Tuesday, April 05, 2011

Museum Detectives

So I posted yesterday on figuring out the provenance, so thought I'd follow up with this story about how the staff at Montpelier tracked down a missing painting. [I picked pieces out of this story, for the full one see the link.]
Our curatorial team first saw Pan – Youths & Nymphs listed in the anonymous document “Oil Paintings at Montpellier” (circa 1836-44). Next, the team found an 1846 newspaper article that describes the work hanging over a mantel in Dolley Madison’s Lafayette Square house in Washington, D.C. The article called it “a very old painting representing a group of maidens surprised by Pan while playing in a grove.”2

Then the trail went cold. We knew John Payne Todd (Dolley’s son) held a sale of her property nearly two years after her 1849 death. A newspaper account following the sale noted at least one of the “large works” remained unsold. Could Pan – Youths & Nymphs be one of these paintings? If so, where did it go?
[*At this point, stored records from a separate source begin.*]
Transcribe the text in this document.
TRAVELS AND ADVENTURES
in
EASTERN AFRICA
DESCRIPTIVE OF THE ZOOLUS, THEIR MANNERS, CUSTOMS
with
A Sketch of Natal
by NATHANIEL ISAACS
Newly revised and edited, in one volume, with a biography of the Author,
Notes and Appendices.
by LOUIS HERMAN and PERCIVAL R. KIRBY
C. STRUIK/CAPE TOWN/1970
To pick up the trail, Dr. Lance Humphries, Montpelier’s early American art collections expert began investigating James C. McGuire, a Washington, D.C. auctioneer and art collector. McGuire handled both Dolley Madison and John Payne Todd’s estate sales. Dolley and “Payne” were probably indebted to McGuire. Dr. Humphries suggested some of McGuire’s descendants might have owned some of the Madison paintings that didn’t sell.

Next, Dr. Humphries traced the painting’s subsequent chain of owners and descendants of the last known purchaser. The painting stayed in the purchaser’s family for two more generations. During that time the family learned the painting was the work of Dutch master Gerrit Van Honthorst (1592-1656).

Ironically, the painting had been in the Charlottesville, Va. area— about 30 miles away from Montpelier— for years! In the 1980s it had even been on loan to the Bayly Art Museum at the University of Virginia. In 2004, the painting was sold through Sotheby’s in Amsterdam – half a world away – and bought by a resident there. The sale happened just before Montpelier caught up to the painting.

Not to be denied, Dr. Humphries found the new owner. The Madison connection fascinated the owner so much that he generously allowed Montpelier to photograph the work to make a reproduction. He also loaned it to Montpelier to exhibit in the Grills Gallery. The following year, the support of The Joseph and Robert Cornell Memorial Foundation, Mr. and Mrs. Rob C. Labadie, and other generous private donors allowed Montpelier to purchase the original!

2 comments:

Greg said...

Amazing that you are posting this as I just visited Montpelier last week and the painting was one of the topics of discussion on our tour. (Probably because there are very few items actually in the house right now. They had to talk about something.)

Jennie W said...

Didn't they finish the remodel (I remember posting on that). Why it is still empty?